Principle:Recommenders team Recommenders Benchmark Metric Evaluation
| Knowledge Sources | |
|---|---|
| Domains | Recommender Systems, Benchmarking, Evaluation |
| Last Updated | 2026-02-10 00:00 GMT |
Overview
Unified metric computation for benchmarking computes standardized rating and ranking metrics across all algorithms using both Python and Spark evaluation backends.
Description
When benchmarking recommendation algorithms, metrics must be computed consistently to ensure fair comparison. Different algorithms run on different backends (Python/pandas vs. PySpark), so the evaluation functions must also support both backends while producing equivalent results.

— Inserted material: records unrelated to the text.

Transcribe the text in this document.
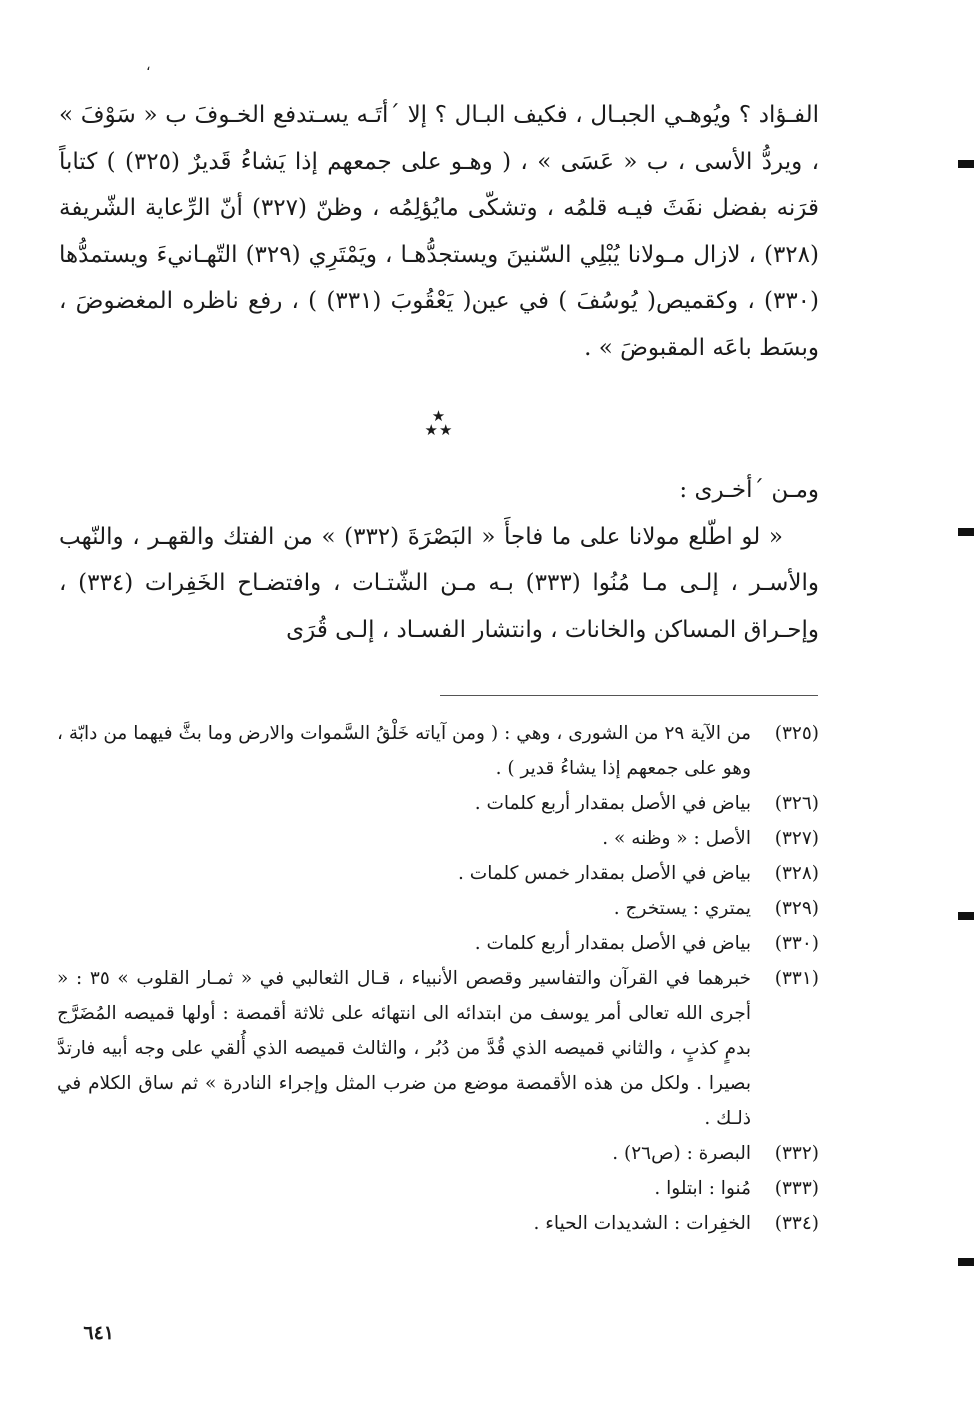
،

الفـؤاد ؟ ويُوهـي الجبـال ، فكيف البـال ؟ إلا ´أتَـه يسـتدفع الخـوفَ ب « سَوْفَ » ، ويردُّ الأسى ، ب « عَسَى » ، ( وهـو على جمعهم إذا يَشاءُ قَديرٌ (٣٢٥) ) كتاباً قرَنه بفضل نفَثَ فيـه قلمُه ، وتشكّى مايُؤلِمُه ، وظنّ (٣٢٧) أنّ الرِّعاية الشّريفة (٣٢٨) ، لازال مـولانا يُبْلِي السّنينَ ويستجدُّهـا ، ويَمْتَرِي (٣٢٩) التّهـانيءَ ويستمدُّها (٣٣٠) ، وكقميص( يُوسُفَ ) في عين( يَعْقُوبَ (٣٣١) ) ، رفع ناظره المغضوضَ ، وبسَط باعَه المقبوضَ » .

★
★★

ومـن ´أخـرى :

« لو اطّلع مولانا على ما فاجأَ « البَصْرَةَ (٣٣٢) » من الفتك والقهـر ، والنّهب والأسـر ، إلـى مـا مُنُوا (٣٣٣) بـه مـن الشّتـات ، وافتضـاح الخَفِرات (٣٣٤) ، وإحـراق المساكن والخانات ، وانتشار الفسـاد ، إلـى قُرَى

(٣٢٥)
من الآية ٢٩ من الشورى ، وهي : ( ومن آياته خَلْقُ السَّموات والارض وما بثَّ فيهما من دابّة ، وهو على جمعهم إذا يشاءُ قدير ) .
(٣٢٦)
بياض في الأصل بمقدار أربع كلمات .
(٣٢٧)
الأصل : « وظنه » .
(٣٢٨)
بياض في الأصل بمقدار خمس كلمات .
(٣٢٩)
يمتري : يستخرج .
(٣٣٠)
بياض في الأصل بمقدار أربع كلمات .
(٣٣١)
خبرهما في القرآن والتفاسير وقصص الأنبياء ، قـال الثعالبي في « ثمـار القلوب » ٣٥ : « أجرى الله تعالى أمر يوسف من ابتدائه الى انتهائه على ثلاثة أقمصة : أولها قميصه المُضَرَّج بدمٍ كذبٍ ، والثاني قميصه الذي قُدَّ من دُبُر ، والثالث قميصه الذي أُلقي على وجه أبيه فارتدَّ بصيرا . ولكل من هذه الأقمصة موضع من ضرب المثل وإجراء النادرة » ثم ساق الكلام في ذلـك .
(٣٣٢)
البصرة : (ص٢٦) .
(٣٣٣)
مُنوا : ابتلوا .
(٣٣٤)
الخفِرات : الشديدات الحياء .
٦٤١
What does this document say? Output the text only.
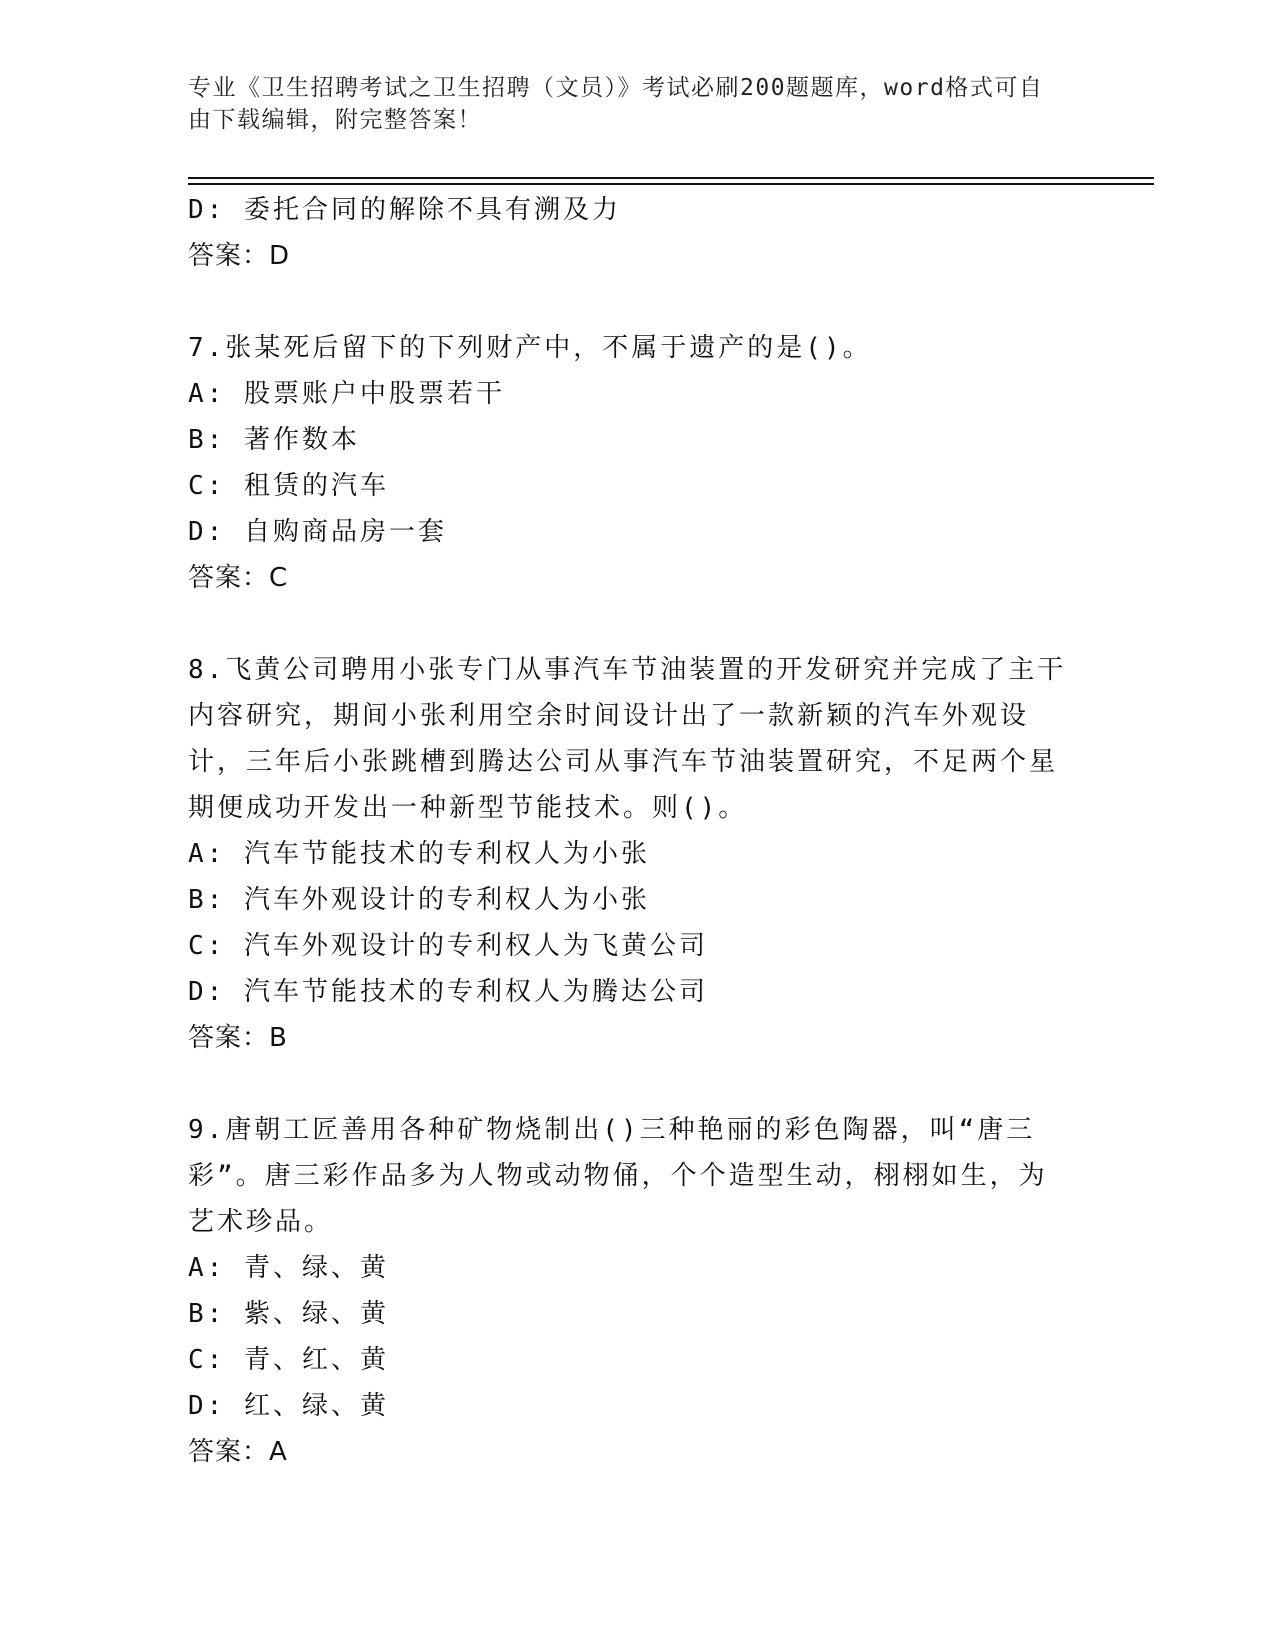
专业《卫生招聘考试之卫生招聘（文员）》考试必刷200题题库，word格式可自
由下载编辑，附完整答案！
D: 委托合同的解除不具有溯及力
答案：D
7.张某死后留下的下列财产中，不属于遗产的是()。
A: 股票账户中股票若干
B: 著作数本
C: 租赁的汽车
D: 自购商品房一套
答案：C
8.飞黄公司聘用小张专门从事汽车节油装置的开发研究并完成了主干内容研究，期间小张利用空余时间设计出了一款新颖的汽车外观设计，三年后小张跳槽到腾达公司从事汽车节油装置研究，不足两个星期便成功开发出一种新型节能技术。则()。
A: 汽车节能技术的专利权人为小张
B: 汽车外观设计的专利权人为小张
C: 汽车外观设计的专利权人为飞黄公司
D: 汽车节能技术的专利权人为腾达公司
答案：B
9.唐朝工匠善用各种矿物烧制出()三种艳丽的彩色陶器，叫“唐三彩”。唐三彩作品多为人物或动物俑，个个造型生动，栩栩如生，为艺术珍品。
A: 青、绿、黄
B: 紫、绿、黄
C: 青、红、黄
D: 红、绿、黄
答案：A
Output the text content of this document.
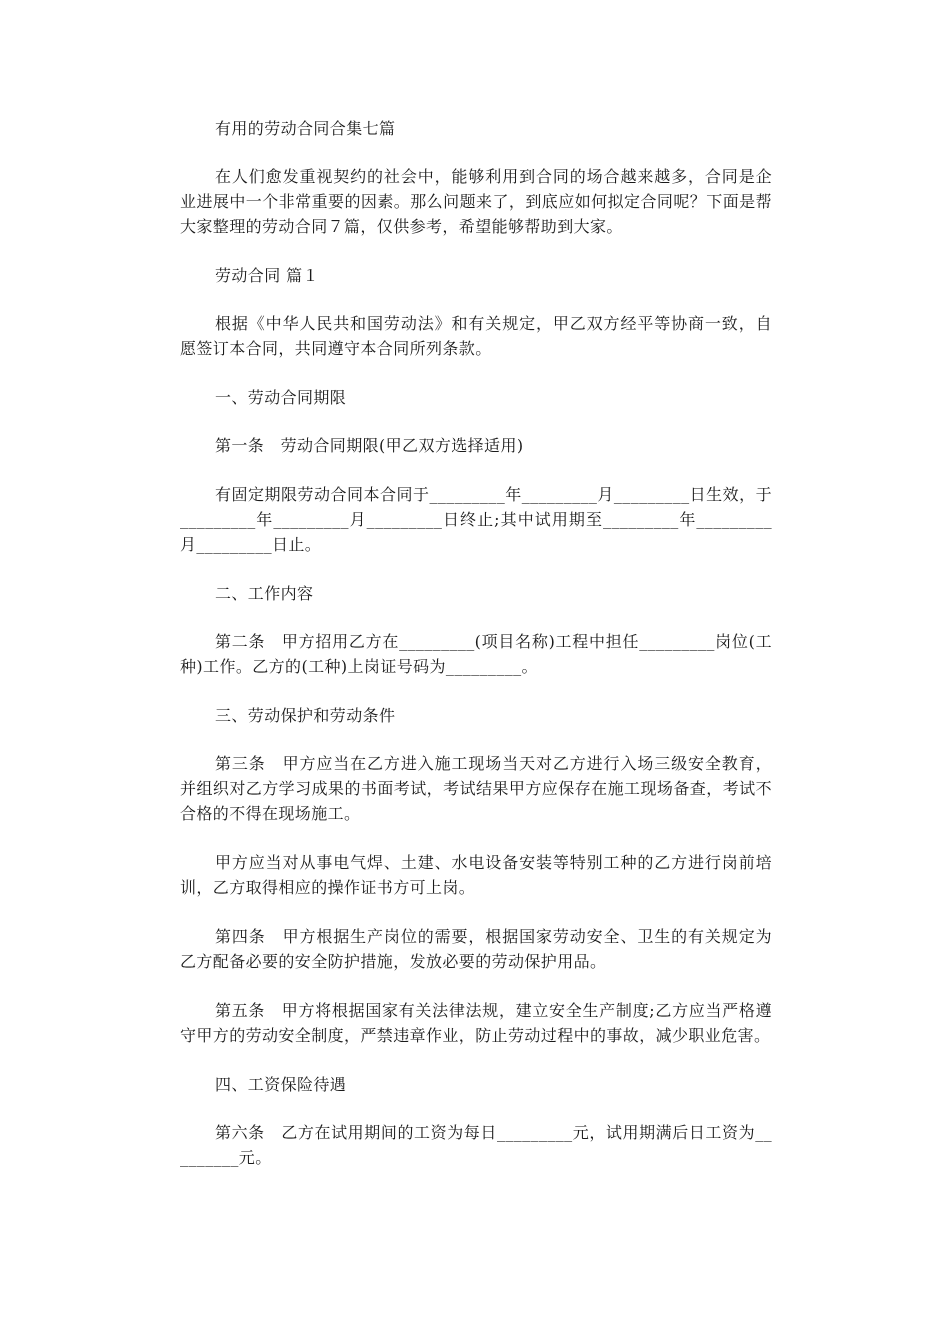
有用的劳动合同合集七篇

在人们愈发重视契约的社会中，能够利用到合同的场合越来越多，合同是企业进展中一个非常重要的因素。那么问题来了，到底应如何拟定合同呢？下面是帮大家整理的劳动合同７篇，仅供参考，希望能够帮助到大家。

劳动合同 篇１

根据《中华人民共和国劳动法》和有关规定，甲乙双方经平等协商一致，自愿签订本合同，共同遵守本合同所列条款。

一、劳动合同期限

第一条　劳动合同期限(甲乙双方选择适用)

有固定期限劳动合同本合同于_________年_________月_________日生效，于_________年_________月_________日终止;其中试用期至_________年_________月_________日止。

二、工作内容

第二条　甲方招用乙方在_________(项目名称)工程中担任_________岗位(工种)工作。乙方的(工种)上岗证号码为_________。

三、劳动保护和劳动条件

第三条　甲方应当在乙方进入施工现场当天对乙方进行入场三级安全教育，并组织对乙方学习成果的书面考试，考试结果甲方应保存在施工现场备查，考试不合格的不得在现场施工。

甲方应当对从事电气焊、土建、水电设备安装等特别工种的乙方进行岗前培训，乙方取得相应的操作证书方可上岗。

第四条　甲方根据生产岗位的需要，根据国家劳动安全、卫生的有关规定为乙方配备必要的安全防护措施，发放必要的劳动保护用品。

第五条　甲方将根据国家有关法律法规，建立安全生产制度;乙方应当严格遵守甲方的劳动安全制度，严禁违章作业，防止劳动过程中的事故，减少职业危害。

四、工资保险待遇

第六条　乙方在试用期间的工资为每日_________元，试用期满后日工资为_________元。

The Benchmark Metric Evaluation principle provides four functions that form a 2x2 matrix:
| Rating Metrics | Ranking Metrics | |
|---|---|---|
| Python backend | rating_metrics_python | ranking_metrics_python |
| PySpark backend | rating_metrics_pyspark | ranking_metrics_pyspark |
Each function:
- Accepts the test set and model predictions (rating or ranking).
- Computes a fixed set of standard metrics.
- Returns a dictionary with consistent string keys, enabling uniform aggregation.
Rating metrics (for algorithms that predict ratings):
- RMSE -- Root Mean Squared Error
- MAE -- Mean Absolute Error
- R2 -- R-squared (coefficient of determination)
- Explained Variance
Ranking metrics (for algorithms that produce top-K recommendations):
- MAP -- Mean Average Precision
- nDCG@k -- Normalized Discounted Cumulative Gain at k
- Precision@k -- Precision at k
- Recall@k -- Recall at k
The consistent dictionary keys across Python and PySpark backends allow the benchmark loop to merge results without backend-specific handling.
Usage
Use this principle when evaluating algorithm outputs in a benchmark. Select the Python or PySpark variant based on whether the algorithm's predictions are pandas DataFrames or Spark DataFrames.
Theoretical Basis
Rating Metrics:
RMSE = sqrt(mean((y_true - y_pred)^2))
MAE = mean(|y_true - y_pred|)
R2 = 1 - SS_res / SS_tot
ExpVar = 1 - Var(y_true - y_pred) / Var(y_true)
Ranking Metrics:
Precision@k = |relevant items in top-k| / k
Recall@k = |relevant items in top-k| / |all relevant items|
MAP = mean of Average Precision over all users
nDCG@k = DCG@k / IDCG@k
where DCG@k = sum_{i=1}^{k} (2^{rel_i} - 1) / log2(i + 1)
Both Python and PySpark backends implement the same mathematical definitions, but operate on different DataFrame types. The evaluation dispatching is determined by the algorithm's execution environment (Python CPU/GPU algorithms use the Python backend; Spark algorithms use the PySpark backend).